Sur le plan fiscal, en revanche, l’administration fiscale admet que la valeur de rachat d’un contrat souscrit avec des fonds communs, non dénoué au décès du conjoint, n’est pas prise en compte dans l’actif de la communauté pour la liquidation du régime matrimonial des époux.

De plus, elle ne constitue pas un élément de l’actif successoral pour le calcul des droits de succession. En clair, les enfants n’ont pas de droits de succession à payer sur la valeur de rachat des contrats d’assurance-vie non dénoués au décès. L’administration fiscale a également précisé que cette règle s’appliquait quelle que soit la qualité du bénéficiaire désigné : il n’est pas nécessaire que le bénéficiaire soit l’époux prédécédé.

Exemple :

Yves et Brigitte sont mariés sous le régime de la communauté légale réduite aux acquêts. Ils ont trois enfants. Ils ont souscrit deux contrats d’assurance-vie, chacun d’eux ayant désigné l’autre comme bénéficiaire de son contrat. La valeur de rachat du contrat de Jean est de 500 000  €, celle de Brigitte s’élève à 200 000 €. Hors assurance-vie, le patrimoine commun, immobilier et mobilier, du couple est évalué à 1 000 000 €. Ils n’ont pas de biens personnels.

Yves décède. Sa succession est composée de la moitié de l’actif de la communauté :

  • la moitié du patrimoine commun, soit 1 000 000 € / 2 = 500 000 €
  • la moitié de la valeur de rachat du contrat souscrit par Brigitte avec des fonds communs, soit 200 000 € / 2 = 100 000 €.

Le contrat d’assurance-vie que Yves avait souscrit en faveur de son épouse est dénoué par son décès. Brigitte reçoit 500 000 €, hors succession, et sans aucun droit à payer. L’actif de la succession est donc de 600 000 € à répartir entre Brigitte et ses 3 enfants. Marie opte pour la totalité en usufruit, les enfants recevant la totalité en nue-propriété.

D’un point de vue fiscal, la valeur de rachat du contrat ne doit pas être prise en compte pour le calcul des droits de succession.

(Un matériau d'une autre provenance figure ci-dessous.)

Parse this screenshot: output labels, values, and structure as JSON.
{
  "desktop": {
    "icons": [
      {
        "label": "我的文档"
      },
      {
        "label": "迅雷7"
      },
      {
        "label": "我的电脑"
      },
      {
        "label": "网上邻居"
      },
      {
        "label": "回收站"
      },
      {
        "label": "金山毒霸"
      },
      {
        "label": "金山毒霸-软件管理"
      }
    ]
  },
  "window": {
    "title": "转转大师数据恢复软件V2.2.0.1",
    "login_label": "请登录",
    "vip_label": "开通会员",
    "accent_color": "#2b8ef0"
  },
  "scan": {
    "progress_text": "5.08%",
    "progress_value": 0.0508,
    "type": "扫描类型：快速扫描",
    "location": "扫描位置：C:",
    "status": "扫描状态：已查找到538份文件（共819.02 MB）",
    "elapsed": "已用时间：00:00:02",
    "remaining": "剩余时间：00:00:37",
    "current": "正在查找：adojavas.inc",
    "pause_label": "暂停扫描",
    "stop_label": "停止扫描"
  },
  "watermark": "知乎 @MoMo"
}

La base de calcul des droits de succession est donc ramenée à 500 000 €. Brigitte étant âgé de 75 ans au décès de son conjoint, l’usufruit de la succession s’élève à 150 000 € (30 % de 500 000 €).

Au final, les droits de succession dus par les enfants sont calculés sur 350 000 € (70 % de 500 000 €).

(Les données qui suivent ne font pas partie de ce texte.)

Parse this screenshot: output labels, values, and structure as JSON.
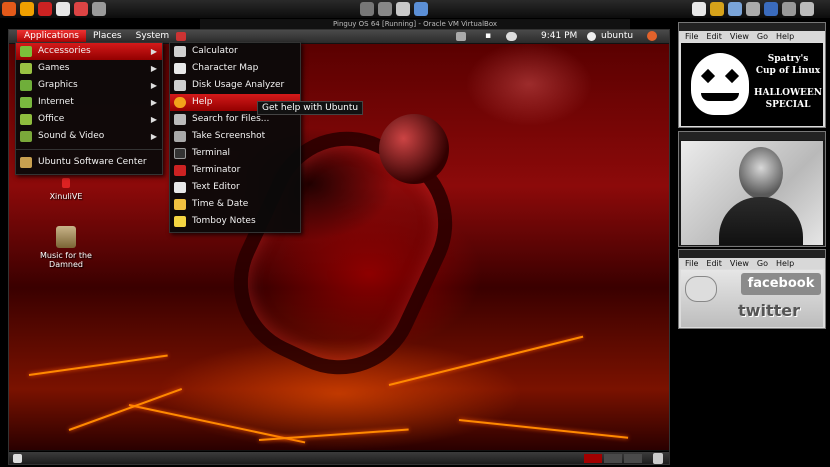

Décès du bénéficiaire avant l’assuré

S’il décède avant le souscripteur, et même s’il avait accepté sa désignation comme bénéficiaire, la représentation ne joue pas de plein droit en matière d’assurance-vie.

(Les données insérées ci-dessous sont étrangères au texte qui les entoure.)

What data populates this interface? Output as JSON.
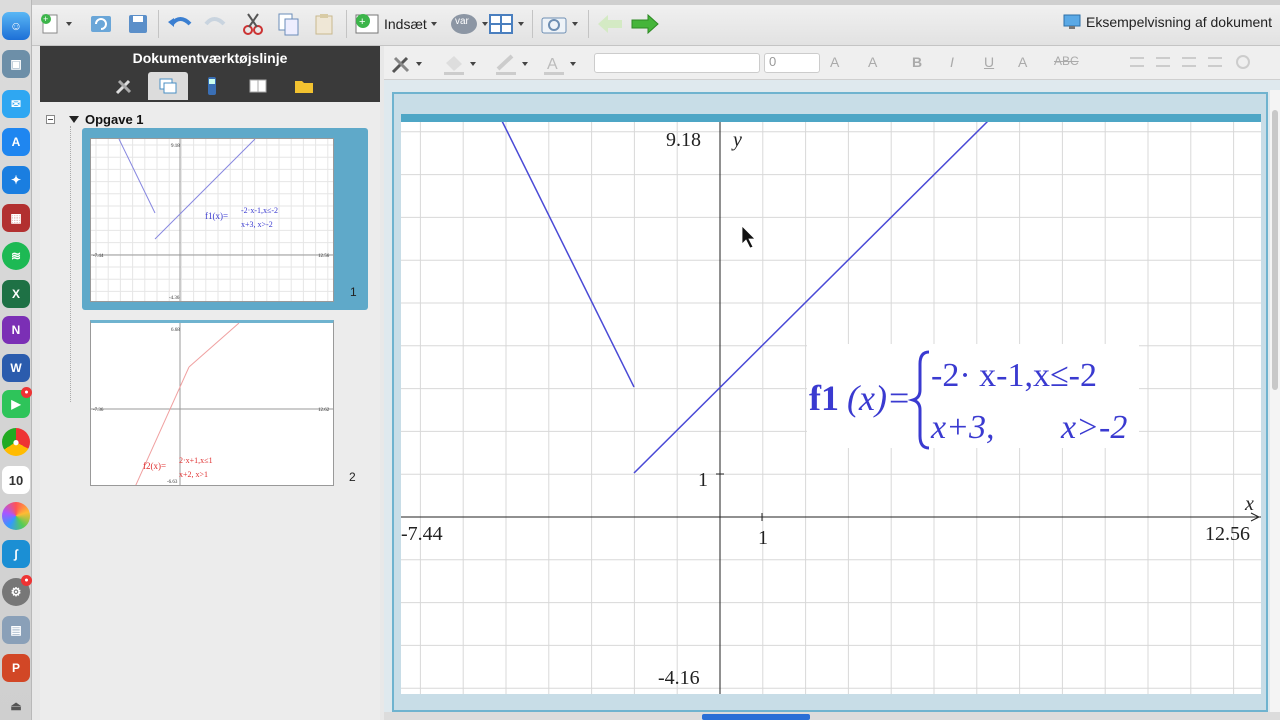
{
  "toolbar": {
    "insert_label": "Indsæt",
    "var_label": "var",
    "preview_label": "Eksempelvisning af dokument"
  },
  "format_bar": {
    "size_value": "0",
    "bold": "B",
    "italic": "I",
    "underline": "U",
    "font_size_up": "A",
    "strike": "ABC"
  },
  "sidebar": {
    "title": "Dokumentværktøjslinje",
    "task_label": "Opgave 1",
    "pages": [
      {
        "number": "1",
        "ymax": "9.18",
        "ymin": "-4.36",
        "xmin": "-7.44",
        "xmax": "12.56",
        "formula_name": "f1(x)=",
        "case1": "-2·x-1,x≤-2",
        "case2": "x+3,    x>-2"
      },
      {
        "number": "2",
        "ymax": "6.68",
        "ymin": "-6.63",
        "xmin": "-7.36",
        "xmax": "12.62",
        "formula_name": "f2(x)=",
        "case1": "2·x+1,x≤1",
        "case2": "x+2,   x>1"
      }
    ]
  },
  "graph": {
    "ymax_label": "9.18",
    "ymin_label": "-4.16",
    "xmin_label": "-7.44",
    "xmax_label": "12.56",
    "x_axis_label": "x",
    "y_axis_label": "y",
    "x_tick_label": "1",
    "y_tick_label": "1",
    "formula_name": "f1",
    "formula_var": "(x)",
    "formula_eq": "=",
    "case1": "-2· x-1,x≤-2",
    "case2_expr": "x+3,",
    "case2_cond": "x>-2",
    "line_color": "#4a4ad6"
  },
  "colors": {
    "accent": "#4ea6c6",
    "function_blue": "#3a3ad0",
    "function_red": "#e03030"
  }
}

Sauf clause contraire, les capitaux versés au décès du souscripteur/assuré « tomberont » dans la succession du défunt. Ils seront répartis entre ses héritiers selon les règles de la dévolution successorale et soumis aux droits de succession dans les conditions normales.

D’où l’intérêt de prévoir plusieurs bénéficiaires, à titre subsidiaire, et de déterminer si la part du bénéficiaire défunt doit être partagée entre les autres bénéficiaires ou si elle doit revenir à ses propres héritiers. Attention, chaque mot compte. Si la clause bénéficiaire prévoit : « mon conjoint, à défaut mes enfants… », les petits-enfants seront privés de tout droit, au cas où leur père ou leur mère (votre enfant) décéderait avant le souscripteur. Dans cette hypothèse, les petits-enfants ne recevront rien et le capital sera partagé entre les enfants vivants de l’assuré.

Si ce n’est pas le souhait de l’assuré, il est préférable d’écrire « mon conjoint, à défaut mes enfants vivants ou représentés… ». En présence de plusieurs bénéficiaires, le capital est, en principe, réparti entre eux à parts égales. Si l’assuré souhaite une répartition inégale, il convient également de préciser la part devant revenir à chacun d’eux.

Dans toutes les hypothèses, il est préférable d’achever la rédaction de la clause bénéficiaire par la mention : « à défaut, mes héritiers ». Si les bénéficiaires désignés en premier lieu sont décédés avant l’assuré (ou s’ils renoncent au bénéfice du contrat), le capital sera versé aux héritiers de l’assuré mais avec les règles fiscales de l’assurance-vie. À défaut, les fonds leur reviendront quand même mais ils devront acquitter les droits de succession dans les conditions normales. Ce qui n’était sans doute pas l’objectif recherché !

Comment être sûr que mon contrat sera découvert ?

À chaque ouverture de succession, le notaire interroge le fichier Ficovie qui recense tous les contrats d’assurance-vie et de capitalisation.